Her giant bee eyes were starting to really creep me out. “Could you please take off your glasses, so I can see who I’m talking to?”
She pushed her glasses up with the tip of one finger and I saw eyes that were softly slanted and . . . kind of pretty. Then she let her glasses fall back down against the bridge of her nose.
“Satisfied?”
Ten
“Okay, what now?” I asked, ignoring her last question. “You said you wanted me to wash your car but if you’re going to sell it, why bother? You’ll probably just trade it in at the dealer and they won’t care.”
“Let’s wash it anyhow. It’ll give me time to think up your next job.”
“Your decision,” I said. “Lead the way.”
“Go back the way you came, and I’ll go through the house and open the garage door.”
I retraced my steps over the lawn, through the orchard, through the gate, across the open parking area, and to the garage. Where I waited. And waited. After about ten minutes, I went and sat on the open tailgate of my truck. After about twenty minutes, I was pretty sure she had no intention of coming out and was just playing a dirty trick on me. Which made me more than a little mad and started a bunch of dark thoughts swirling around my head, like, If that’s the way she wants to play it, I can wait her out. And, When her dad gets back, I’ll talk to him before she does, so I get credit for my time.
In the middle of all that angry plotting, the garage door rumbled open in slow motion the way they do. First thing I saw was two feet in high-wedge sandals; then a pair of (nice) legs; then some denim shorts; then a close-fitting T-shirt tied in a knot to expose the slightest bit of belly, two arms holding a tray with two glasses; then Bettina’s face with no sunglasses but nearly completely covered by a huge floppy hat. She stepped out of the garage, holding the tray carefully so as not to spill, and wobbled over to the truck because of those ridiculous shoes that were totally unsuitable for walking on gravel. I don’t know how she could see from under that hat but somehow, she made it without spill
ing a drop.
“Care for a refreshment?” she asked.
“Thanks.” I took one of the glasses, which appeared to contain lemonade. “Why’d you change your clothes?”

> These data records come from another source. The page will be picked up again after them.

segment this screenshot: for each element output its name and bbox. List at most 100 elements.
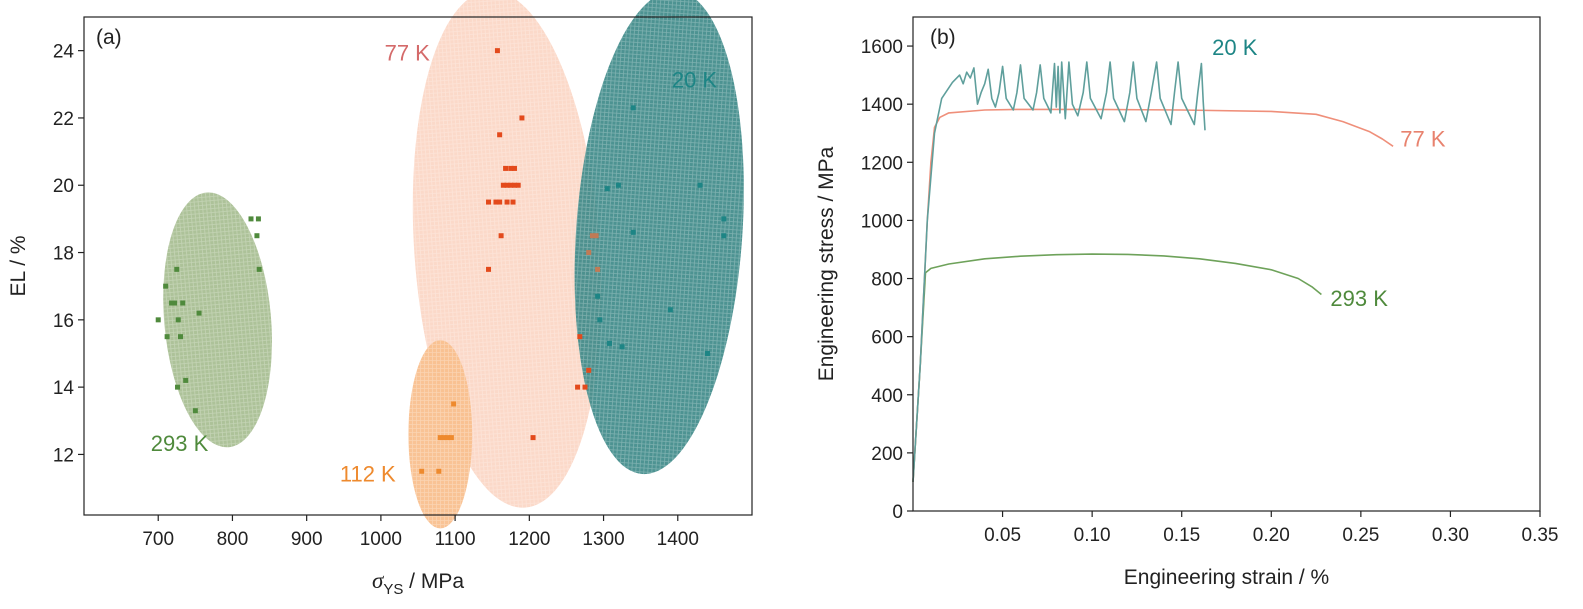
data-point-77k xyxy=(508,182,514,188)
group-label-112k: 112 K xyxy=(340,461,396,486)
data-point-77k xyxy=(511,182,517,188)
plot-frame-a xyxy=(83,16,753,516)
data-point-overlap xyxy=(593,233,599,239)
x-tick-label: 0.35 xyxy=(1522,525,1559,546)
data-point-77k xyxy=(575,384,581,390)
y-tick-label: 24 xyxy=(53,42,75,63)
data-point-20k xyxy=(667,307,673,313)
region-20k xyxy=(574,0,744,475)
data-point-20k xyxy=(615,182,621,188)
y-tick-label: 200 xyxy=(871,444,903,465)
series-label-20k: 20 K xyxy=(1212,35,1258,60)
data-point-112k xyxy=(436,468,442,474)
data-point-77k xyxy=(519,115,525,121)
region-112k xyxy=(408,340,473,529)
data-point-77k xyxy=(497,199,503,205)
data-point-112k xyxy=(441,435,447,441)
data-point-77k xyxy=(577,334,583,340)
data-point-293k xyxy=(196,310,202,316)
group-label-77k: 77 K xyxy=(385,41,431,66)
x-tick-label: 800 xyxy=(217,529,249,550)
data-point-overlap xyxy=(589,233,595,239)
data-point-293k xyxy=(155,317,161,323)
data-point-77k xyxy=(511,165,517,171)
data-point-20k xyxy=(704,350,710,356)
series-label-293k: 293 K xyxy=(1330,286,1388,311)
data-point-293k xyxy=(256,266,262,272)
data-point-293k xyxy=(172,300,178,306)
data-point-77k xyxy=(486,266,492,272)
x-tick-label: 1200 xyxy=(508,529,550,550)
y-tick-label: 800 xyxy=(871,270,903,291)
data-point-20k xyxy=(619,344,625,350)
y-tick-label: 16 xyxy=(53,311,74,332)
x-axis-label: Engineering strain / % xyxy=(1124,566,1329,589)
x-tick-label: 1000 xyxy=(360,529,402,550)
data-point-20k xyxy=(630,229,636,235)
x-tick-label: 0.30 xyxy=(1432,525,1469,546)
data-point-77k xyxy=(503,165,509,171)
x-tick-label: 1100 xyxy=(435,529,476,550)
x-tick-label: 1400 xyxy=(657,529,699,550)
data-point-293k xyxy=(254,233,260,239)
y-tick-label: 20 xyxy=(53,176,74,197)
data-point-77k xyxy=(504,199,510,205)
group-label-293k: 293 K xyxy=(151,431,209,456)
data-point-293k xyxy=(180,300,186,306)
data-point-293k xyxy=(175,317,181,323)
data-point-77k xyxy=(497,132,503,138)
data-point-77k xyxy=(530,435,536,441)
panel-a: 700 800 900 1000 1100 1200 1300 1400 12 14 16 18 20 2… xyxy=(7,0,753,598)
x-tick-label: 700 xyxy=(142,529,174,550)
x-axis-symbol: σ xyxy=(372,568,385,593)
series-label-77k: 77 K xyxy=(1400,126,1446,151)
data-point-overlap xyxy=(595,266,601,272)
data-point-112k xyxy=(445,435,451,441)
data-point-112k xyxy=(451,401,457,407)
y-tick-label: 18 xyxy=(53,244,74,265)
data-point-20k xyxy=(597,317,603,323)
data-point-293k xyxy=(183,377,189,383)
data-point-293k xyxy=(248,216,254,222)
x-tick-label: 0.25 xyxy=(1342,525,1379,546)
x-tick-label: 0.15 xyxy=(1163,525,1200,546)
y-tick-label: 400 xyxy=(871,386,903,407)
y-axis-label: Engineering stress / MPa xyxy=(815,146,838,381)
data-point-77k xyxy=(493,199,499,205)
data-point-293k xyxy=(163,283,169,289)
data-point-293k xyxy=(192,408,198,414)
data-point-overlap xyxy=(586,250,592,256)
data-point-20k xyxy=(697,182,703,188)
data-point-77k xyxy=(515,182,521,188)
x-tick-label: 0.05 xyxy=(984,525,1021,546)
panel-label-a: (a) xyxy=(96,26,122,49)
region-293k xyxy=(163,192,272,448)
panel-b: 0.05 0.10 0.15 0.20 0.25 0.30 0.35 0 200 400 600 80… xyxy=(815,16,1559,589)
x-tick-label: 0.10 xyxy=(1074,525,1111,546)
x-tick-label: 0.20 xyxy=(1253,525,1290,546)
y-tick-label: 12 xyxy=(53,445,74,466)
x-axis-unit: / MPa xyxy=(403,570,464,593)
data-point-293k xyxy=(255,216,261,222)
data-point-112k xyxy=(448,435,454,441)
data-point-77k xyxy=(504,182,510,188)
data-point-112k xyxy=(437,435,443,441)
series-line-293k xyxy=(912,253,1322,482)
x-tick-label: 1300 xyxy=(582,529,624,550)
data-point-293k xyxy=(177,334,183,340)
data-point-77k xyxy=(498,233,504,239)
data-point-112k xyxy=(419,468,425,474)
data-point-20k xyxy=(606,340,612,346)
y-tick-label: 1600 xyxy=(861,37,903,58)
data-point-20k xyxy=(604,186,610,192)
x-tick-label: 900 xyxy=(291,529,323,550)
y-tick-label: 1000 xyxy=(861,211,903,232)
x-axis-subscript: YS xyxy=(383,581,403,598)
y-tick-label: 600 xyxy=(871,328,903,349)
data-point-293k xyxy=(164,334,170,340)
data-point-293k xyxy=(174,266,180,272)
data-point-293k xyxy=(169,300,175,306)
series-line-77k xyxy=(912,108,1394,482)
y-tick-label: 1200 xyxy=(861,153,903,174)
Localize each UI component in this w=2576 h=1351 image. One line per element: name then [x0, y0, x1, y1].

“If I have to be out here supervising you, I don’t want to get my dress dirty.”
I took a big swallow from the glass, and then half-gagged, half-spit it out. “What is this?”
“Lemonade,” she said innocently. “I spiked yours a little. I assumed you’d be a little more grateful since there’s no adult supervision.”
“Umm . . . no!”
She glanced down at her shirt. “Look, you spit on me. Good thing I changed out of my dress.”
“I . . . you . . . ,” I sputtered. How was I getting blamed for spitting on her? This girl!
“Fine then, take mine. It’s just lemonade.” She took the glass from my hand and tossed the contents on the gravel. “I was just trying to be nice.”
I couldn’t tell if she was really pouting because her face was engulfed in a shadow from the hat, but I didn’t want to offend her and cause more trouble for myself.
“I’m not saying you weren’t nice.” I sniffed the new glass she handed me. It smelled like lemonade. I took a sip and it tasted like lemonade. “I’m just sayin’ you have a funny way of showing it.” I took a few more sips and it did taste pretty good.
“Here, hold this.” She shoved the tray at me with the empty glass. “I’ll pull my car out. There’s a hose over there.” She pointed to a low wall about ten feet away. Behind the wall was the beginning of the avocado grove.
I set the tray and two empty glasses in the bed of my truck and walked over to unroll the hose from its reel. Bettina, meanwhile, backed the Range Rover next to where I was standing and then disappeared into the garage. Then she emerged holding a bucket, some soap, and a sponge.
“I’ll sit on your truck so I don’t get wet,” she said. “Let me know if you need anything.”